The Bud Collins History of Tennis: An Authoritative Encyclopedia and Record Book
By Bud Collins, New Chapter Press, 756 pages

Bud Collins, the dean of American broadcasters, has contributed mightily to tennis. His singular broadcasts have made him a household figure; his columns for the Boston Globe are the stuff of legend.  And he’s written for this and many other tennis magazines. In tennis there’s just one Bud and true aficionados will read with some wonder the History of Tennis, which many in the pressroom simply refer to as “the Bud.”

This new edition of his encyclopedia eclipses his last effort, as it contains a remarkable amount of fresh material, a mind-blowing statistical section and Open Era Register, adds a section on the other major tournaments outside of the Slams, including Indian Wells and Miami, updates the year by year recounts, including brilliant sections on Federer, Nadal, Mauresmo and the U.S. ending its Davis Cup drought in ‘07. It also contains dozens of snappy profiles on the game’s most significant and relevant competitors.

Collins’ seemingly unquenchable thirst for revealing the beauty of the game is never more apparent than here. He can turn the driest fact into the juiciest tidbit. Noting that Elizabeth Ryan won her last title in Russia in 1914, Collins quotes her as saying, ‘I got the last train out as the war descended.”

Almost every contest is noteworthy, every decent player’s up and downs worth taking a gander at. “At best, tennis does deliciously evoke Kipling’s iffy imposters, Triumph and Disaster,” he writes. “Obviously a Borg-McEnroe, Agassi-Sampras, Evert-Navratilova, Graf-Seles epic does — but a first rounder between nobodies can be just as gripping. Tennis can twist you into knots.”

Tennis junkies will reel in delight with the amount of information in the Encyclopedia. Collins leaves few water bottles uncapped in tracing the roots of the game from 1874 right up until the end of last year. He has thorough and delightful accounts of every year in the sport, beginning in 1919 with a review of Suzanne Lenglen’s arrival on the world scene as a big-me player and celebrity. No player worth his or her salt escapes notice — not Tilden, Budge, Marble, Riggs, Pancho Gonzalez, Gibson,  Emmo, Newc, his beloved BJK, Jimbo, Chrissie, Martina 1, Martina II and Hewitt. Of 22-time Slam winner Steffi Graf, Collins writes, “Steel-willed and industrious, she displayed full-speed-ahead-damn-the-slings-and-arrows character in the face of daunting physical injuries and emotional trials. Probably no great champion has played hurt so often.”

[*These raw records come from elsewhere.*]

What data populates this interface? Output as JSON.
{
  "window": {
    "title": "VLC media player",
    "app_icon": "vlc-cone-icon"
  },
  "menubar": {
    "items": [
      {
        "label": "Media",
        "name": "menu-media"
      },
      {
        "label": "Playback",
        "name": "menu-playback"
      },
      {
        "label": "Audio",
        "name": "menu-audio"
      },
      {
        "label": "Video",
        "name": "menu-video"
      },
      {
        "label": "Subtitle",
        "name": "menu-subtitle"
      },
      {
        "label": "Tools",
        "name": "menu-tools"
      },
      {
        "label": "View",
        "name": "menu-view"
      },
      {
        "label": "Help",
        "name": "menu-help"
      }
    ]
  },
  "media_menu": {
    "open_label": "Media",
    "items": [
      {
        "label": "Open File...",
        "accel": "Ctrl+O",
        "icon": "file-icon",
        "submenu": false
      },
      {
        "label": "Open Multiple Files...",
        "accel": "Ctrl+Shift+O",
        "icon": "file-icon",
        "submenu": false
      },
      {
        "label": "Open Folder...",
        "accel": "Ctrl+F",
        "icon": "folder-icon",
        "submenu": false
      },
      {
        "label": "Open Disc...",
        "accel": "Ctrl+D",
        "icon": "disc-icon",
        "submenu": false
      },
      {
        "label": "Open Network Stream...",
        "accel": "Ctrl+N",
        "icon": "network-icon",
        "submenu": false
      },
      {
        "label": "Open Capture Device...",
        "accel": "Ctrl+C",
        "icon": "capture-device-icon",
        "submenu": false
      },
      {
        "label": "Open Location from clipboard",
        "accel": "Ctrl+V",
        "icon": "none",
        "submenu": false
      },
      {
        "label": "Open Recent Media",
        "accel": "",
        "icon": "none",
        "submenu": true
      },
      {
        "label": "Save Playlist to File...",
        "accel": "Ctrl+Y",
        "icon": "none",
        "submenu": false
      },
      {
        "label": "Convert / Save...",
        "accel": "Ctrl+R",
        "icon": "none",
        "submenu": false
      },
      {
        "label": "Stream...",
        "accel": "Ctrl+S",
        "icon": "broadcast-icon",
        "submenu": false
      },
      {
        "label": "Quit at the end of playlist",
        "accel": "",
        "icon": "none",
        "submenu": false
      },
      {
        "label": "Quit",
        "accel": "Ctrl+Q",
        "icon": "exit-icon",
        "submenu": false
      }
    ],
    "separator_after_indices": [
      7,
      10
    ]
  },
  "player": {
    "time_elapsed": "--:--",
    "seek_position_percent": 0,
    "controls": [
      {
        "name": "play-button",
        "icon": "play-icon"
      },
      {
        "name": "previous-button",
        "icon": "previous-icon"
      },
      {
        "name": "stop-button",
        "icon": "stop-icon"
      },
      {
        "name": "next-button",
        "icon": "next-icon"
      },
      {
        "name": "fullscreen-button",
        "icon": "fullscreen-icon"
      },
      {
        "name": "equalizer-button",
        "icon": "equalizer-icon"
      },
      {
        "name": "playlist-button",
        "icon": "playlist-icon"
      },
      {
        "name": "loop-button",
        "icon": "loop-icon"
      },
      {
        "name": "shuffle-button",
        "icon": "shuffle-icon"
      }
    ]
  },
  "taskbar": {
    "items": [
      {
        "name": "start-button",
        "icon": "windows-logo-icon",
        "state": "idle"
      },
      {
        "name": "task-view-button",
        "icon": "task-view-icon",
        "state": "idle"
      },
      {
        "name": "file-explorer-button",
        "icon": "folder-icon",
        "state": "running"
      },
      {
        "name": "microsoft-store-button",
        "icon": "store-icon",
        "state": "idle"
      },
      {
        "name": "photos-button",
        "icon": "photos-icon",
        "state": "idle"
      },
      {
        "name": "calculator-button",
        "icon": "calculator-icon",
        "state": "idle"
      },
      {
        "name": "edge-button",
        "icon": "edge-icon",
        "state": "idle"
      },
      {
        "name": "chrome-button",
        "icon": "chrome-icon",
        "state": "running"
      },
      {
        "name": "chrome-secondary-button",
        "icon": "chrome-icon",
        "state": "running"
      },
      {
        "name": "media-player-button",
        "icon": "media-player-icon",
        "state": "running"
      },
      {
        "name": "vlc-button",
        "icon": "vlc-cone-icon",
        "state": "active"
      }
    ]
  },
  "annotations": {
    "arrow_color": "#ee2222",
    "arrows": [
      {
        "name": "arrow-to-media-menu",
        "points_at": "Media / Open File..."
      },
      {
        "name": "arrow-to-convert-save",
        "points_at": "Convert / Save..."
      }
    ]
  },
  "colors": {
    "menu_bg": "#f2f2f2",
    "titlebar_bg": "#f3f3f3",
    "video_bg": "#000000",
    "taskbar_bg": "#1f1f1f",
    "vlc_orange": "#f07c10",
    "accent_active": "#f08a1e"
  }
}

Of 14-time Slam titlist Pete Sampras, he observes, “He knows what he’s doing now, doing it as ‘Silky’ Sampras, smoothly, uniquely, gilding along the path of greatness in an outwardly unconcerned and effortless manner while mounting planned and concerted assaults on the citadels of the past.”

Only a true devotee is capable of penning such a tremendous tome. Collins writes, “If the grass is greener on the other side of the sea, then we must be thinking of Wimbledon.”